Mi ha molto stupito il commento di Alberto Mario Banti all’intervento di Roberto Benigni al festival di Sanremo. Non che Banti non dica cose vere e condivisibili dal punto di vista storiografico, specialista qual è del nostro Risorgimento. Sarebbero state appropriate se Benigni fosse andato in una scuola o in un’aula universitaria a spiegare le guerre d’indipendenza e a fare l’esegesi di Fratelli d’Italia. Benigni ha, invece, utilizzato la tribuna (e che tribuna) del Festival per quello che gli storici chiamano da tempo «uso pubblico della storia». Ha cioè parlato della nostra storia nazionale e dei suoi luoghi della memoria, non per raccontarcela o spiegarcela (cosa che non gli compete e che non credo abbia avuto la presunzione di fare), ma per stigmatizzare il presente, lo stato agonico del paese, le spinte centrifughe della Lega e, soprattutto, per invitare gli italiani a svegliarsi, usando la nostra storia nazionale (nella quale, certo, ci sono tante cadute e infamie) come argomento. Lo ha fatto in modo intelligente, brillante e geniale come, quando gli riesce, sa fare solo lui (chi non ricorda la lezione sulla razza in La vita è bella?). Lo ha fatto con l’appello al risveglio del popolo, con le forzature allusive alla minore età di Mameli e l’esplicita lezione (questa sì) di sintassi a Bossi e ai suoi accoliti.
Di «lezione di storia» hanno parlato giornalisti e commentatori, certo non Benigni, che si è presentato dicendo di voler fare solo l’esegesi del nostro inno. Quella che può competere a un attore, un comico, un artista, che quando è grande (e lui lo è) è anche, con buona pace del dott. Forbice, anche un intellettuale. Capace cioè di radiografare quello che alberga nell’intestino di un paese e dimostrare al pubblico la lastra, illustrandola con i mezzi espressivi di cui dispone e che sono propri del suo ruolo. Solo collocando l’intervento di Benigni in un contesto diverso da quello in cui effettivamente si è svolto, acquisterebbero significato le osservazioni di Banti, che vi ha voluto vedere la manifestazione di un risorgente neo-nazionalismo, dimentico dell’internazionalismo, del pacifismo, dell’europeismo e del solidarismo proprio della cultura democratica.
Contrario come sono a ogni rivendicazione identitaria (a partire da quella nazionale), ho trovato di grande efficacia la performance di Benigni.
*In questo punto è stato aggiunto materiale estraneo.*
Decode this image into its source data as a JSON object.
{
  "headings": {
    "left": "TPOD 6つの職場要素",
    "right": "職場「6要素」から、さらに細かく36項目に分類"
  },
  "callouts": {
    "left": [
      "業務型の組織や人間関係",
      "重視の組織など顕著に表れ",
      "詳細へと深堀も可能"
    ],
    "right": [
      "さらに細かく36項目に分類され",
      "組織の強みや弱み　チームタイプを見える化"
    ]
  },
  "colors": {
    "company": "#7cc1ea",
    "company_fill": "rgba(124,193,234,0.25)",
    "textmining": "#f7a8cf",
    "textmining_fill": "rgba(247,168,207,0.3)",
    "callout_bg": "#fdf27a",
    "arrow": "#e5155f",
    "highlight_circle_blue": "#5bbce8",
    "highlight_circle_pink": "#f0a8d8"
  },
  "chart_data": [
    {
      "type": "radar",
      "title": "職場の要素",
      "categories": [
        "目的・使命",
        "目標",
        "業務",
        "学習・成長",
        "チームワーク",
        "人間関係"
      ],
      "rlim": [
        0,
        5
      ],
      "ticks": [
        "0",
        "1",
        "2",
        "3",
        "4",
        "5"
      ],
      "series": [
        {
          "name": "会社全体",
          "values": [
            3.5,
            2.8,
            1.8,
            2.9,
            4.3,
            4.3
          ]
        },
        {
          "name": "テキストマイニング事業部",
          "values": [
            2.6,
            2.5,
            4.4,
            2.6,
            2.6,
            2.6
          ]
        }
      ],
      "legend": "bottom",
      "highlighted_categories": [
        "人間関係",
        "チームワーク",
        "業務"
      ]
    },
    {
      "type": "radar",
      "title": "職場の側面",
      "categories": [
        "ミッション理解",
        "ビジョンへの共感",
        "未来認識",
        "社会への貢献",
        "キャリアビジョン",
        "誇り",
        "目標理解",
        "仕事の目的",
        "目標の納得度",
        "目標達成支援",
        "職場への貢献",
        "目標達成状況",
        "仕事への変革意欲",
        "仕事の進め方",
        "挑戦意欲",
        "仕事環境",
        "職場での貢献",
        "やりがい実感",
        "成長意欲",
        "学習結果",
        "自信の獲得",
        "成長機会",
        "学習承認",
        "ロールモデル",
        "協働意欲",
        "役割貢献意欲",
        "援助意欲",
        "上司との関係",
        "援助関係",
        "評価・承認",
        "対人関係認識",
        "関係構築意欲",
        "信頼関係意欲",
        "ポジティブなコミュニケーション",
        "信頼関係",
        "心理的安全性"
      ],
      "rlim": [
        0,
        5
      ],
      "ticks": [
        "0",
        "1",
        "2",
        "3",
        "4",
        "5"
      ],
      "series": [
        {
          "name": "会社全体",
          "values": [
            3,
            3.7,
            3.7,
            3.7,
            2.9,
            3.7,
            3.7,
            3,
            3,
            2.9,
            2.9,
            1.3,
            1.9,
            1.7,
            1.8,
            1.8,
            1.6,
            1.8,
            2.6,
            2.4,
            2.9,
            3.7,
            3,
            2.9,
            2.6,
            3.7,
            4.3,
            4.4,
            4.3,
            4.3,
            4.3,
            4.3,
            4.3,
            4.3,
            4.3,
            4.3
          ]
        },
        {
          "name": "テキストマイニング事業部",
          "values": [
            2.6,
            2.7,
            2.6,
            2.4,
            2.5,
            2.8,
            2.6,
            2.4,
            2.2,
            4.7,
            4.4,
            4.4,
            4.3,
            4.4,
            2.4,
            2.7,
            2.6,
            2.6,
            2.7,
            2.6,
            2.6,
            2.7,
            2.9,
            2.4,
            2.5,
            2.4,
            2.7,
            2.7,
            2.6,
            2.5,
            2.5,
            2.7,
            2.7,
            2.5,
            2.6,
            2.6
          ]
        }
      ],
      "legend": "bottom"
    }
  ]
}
E mi hanno fatto riflettere anche le osservazioni di Banti. Ripeto, pertinenti, ma dalla mira sbagliata. Oggi è la nostra democrazia che traballa, ma quando il mondo ci deride, è il nostro paese e i suoi abitanti, cioè gli italiani, ad essere derisi, non il nostro sistema politico. E ho trovato che l’appello di Benigni al risveglio degli italiani nel nome dell’Italia fosse indirizzato a mondare la nostra democrazia.

Alfonso Botti
Docente di Storia contemporanea
Facoltà di Lettere e filosofia
Università di Modena e Reggio Emilia

domenica 20 febbraio 2011

Dubbi su una lezione di storia

Roberto Benigni a Sanremo: ma certo, quello che voleva bene a Berlinguer! Quello che - con gentile soavità - insieme a Troisi scherzava su Fratelli d'Italia ... Che trasformazione! Sorprendente! Eh sì, giacché giovedì 17 febbraio «sul palco dell'Ariston», come si dice in queste circostanze, non ha fatto solo l'esegesi dell'Inno di Mameli. Ha fatto di più. Ha fatto un'apologia appassionata dei valori politici e morali proposti dall'Inno. E - come ha detto qualcuno - ci ha anche impartito una lezione di storia. Una «memorabile» lezione di storia, se volessimo usare il lessico del comico.
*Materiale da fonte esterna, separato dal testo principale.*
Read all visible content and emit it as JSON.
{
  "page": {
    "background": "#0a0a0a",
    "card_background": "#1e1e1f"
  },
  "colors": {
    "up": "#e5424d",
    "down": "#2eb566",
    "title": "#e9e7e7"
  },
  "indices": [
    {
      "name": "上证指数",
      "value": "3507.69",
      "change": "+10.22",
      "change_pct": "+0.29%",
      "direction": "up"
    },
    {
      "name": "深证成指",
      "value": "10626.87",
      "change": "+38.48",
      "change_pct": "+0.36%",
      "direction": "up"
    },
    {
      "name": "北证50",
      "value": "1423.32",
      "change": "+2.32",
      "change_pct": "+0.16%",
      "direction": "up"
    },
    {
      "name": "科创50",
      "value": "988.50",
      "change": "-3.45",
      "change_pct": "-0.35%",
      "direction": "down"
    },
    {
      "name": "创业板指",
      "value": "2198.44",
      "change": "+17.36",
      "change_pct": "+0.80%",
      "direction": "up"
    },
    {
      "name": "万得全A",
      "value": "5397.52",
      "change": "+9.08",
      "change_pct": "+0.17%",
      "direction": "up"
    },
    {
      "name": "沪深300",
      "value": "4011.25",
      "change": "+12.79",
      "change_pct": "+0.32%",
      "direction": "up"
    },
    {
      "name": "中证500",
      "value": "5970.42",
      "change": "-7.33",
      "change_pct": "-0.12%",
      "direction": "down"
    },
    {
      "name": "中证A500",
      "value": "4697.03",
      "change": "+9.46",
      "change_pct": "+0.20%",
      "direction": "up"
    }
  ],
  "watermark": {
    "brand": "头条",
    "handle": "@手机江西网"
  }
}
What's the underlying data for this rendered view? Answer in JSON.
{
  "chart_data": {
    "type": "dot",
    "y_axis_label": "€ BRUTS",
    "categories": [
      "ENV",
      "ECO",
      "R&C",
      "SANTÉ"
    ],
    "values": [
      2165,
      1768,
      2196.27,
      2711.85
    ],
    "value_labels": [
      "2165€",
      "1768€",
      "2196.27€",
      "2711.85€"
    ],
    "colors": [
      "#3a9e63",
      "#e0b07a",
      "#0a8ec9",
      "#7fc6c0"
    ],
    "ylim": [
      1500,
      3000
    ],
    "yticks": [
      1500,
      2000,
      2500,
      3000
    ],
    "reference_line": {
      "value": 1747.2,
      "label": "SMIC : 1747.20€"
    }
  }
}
Bene. E che cosa abbiamo imparato da questa lezione di storia? Che noi italiani e italiane del 2011 discendiamo addirittura dai Romani, i quali si sono distinti per aver posseduto un esercito bellissimo, che incuteva paura a tutti. Che discendiamo anche dai combattenti della Lega lombarda (1176); dai palermitani che si sono ribellati agli angioini nel Vespro del lunedì di Pasqua del 1282; da Francesco Ferrucci, morto nel 1530 nella difesa di Firenze; e da Balilla, ragazzino che nel 1746 avvia una rivolta a Genova contro gli austriaci. Interessante. Da storico, francamente non lo sapevo. Cioè non sapevo che tutte queste persone, che ritenevo avessero combattuto per tutt'altri motivi, in realtà avessero combattuto già per la costruzione della nazione italiana. Pensavo che questa fosse la versione distorta della storia nazionale offerta dai leader e dagli intellettuali nazionalisti dell'Ottocento. E che un secolo di ricerca storica avesse mostrato l'infondatezza di tale pretesa. E invece, vedi un po' che si va a scoprire in una sola serata televisiva.
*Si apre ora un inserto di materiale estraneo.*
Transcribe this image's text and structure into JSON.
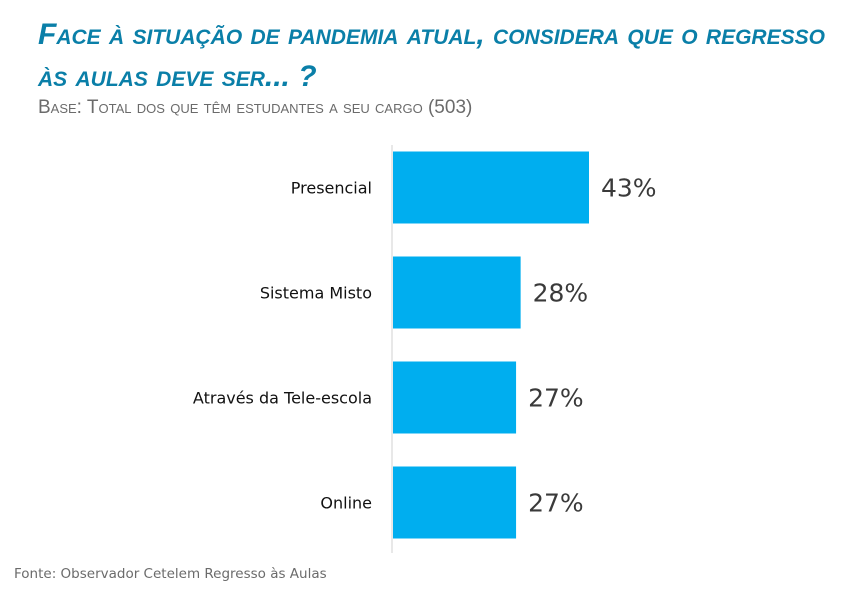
{
  "colors": {
    "bar": "#00AEEF",
    "title": "#0A7FA8",
    "axis": "#d0d0d0"
  },
  "chart_data": {
    "type": "bar",
    "orientation": "horizontal",
    "title": "Face à situação de pandemia atual, considera que o regresso às aulas deve ser... ?",
    "subtitle": "Base: Total dos que têm estudantes a seu cargo (503)",
    "categories": [
      "Presencial",
      "Sistema Misto",
      "Através da Tele-escola",
      "Online"
    ],
    "values": [
      43,
      28,
      27,
      27
    ],
    "value_labels": [
      "43%",
      "28%",
      "27%",
      "27%"
    ],
    "unit": "%",
    "xlim": [
      0,
      100
    ],
    "grid": false,
    "legend": "none"
  },
  "source": "Fonte: Observador Cetelem Regresso às Aulas"
}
Ma c'è dell'altro. Abbiamo scoperto che tutti questi «italiani» erano buoni, sfruttati e oppressi da stranieri violenti, selvaggi e stupratori - stranieri che di volta in volta erano tedeschi, francesi, austriaci o spagnoli. E anche questa è una nozione interessante, una di quelle che cancellano in un colpo solo i sentimenti di apertura all'Europa e al mondo che hanno positivamente caratterizzato l'azione politica degli ultimi quarant'anni.
Poi abbiamo anche capito che dobbiamo sentire un brivido di emozione speciale quando, passeggiando per il Louvre o per qualche altro museo straniero, ci troviamo di fronte a un quadro, che so, di Tiziano o di Tintoretto: e questo perché quelli sono pittori «italiani» e noi, in qualche modo, discendiamo da loro. Che strano: questa mi è sembrata una nozione veramente curiosa: io mi emoziono anche di fronte alle tele di altri, di Dürer, di Goya o di Manet, per dire: che sia irriducibilmente anti-patriottico?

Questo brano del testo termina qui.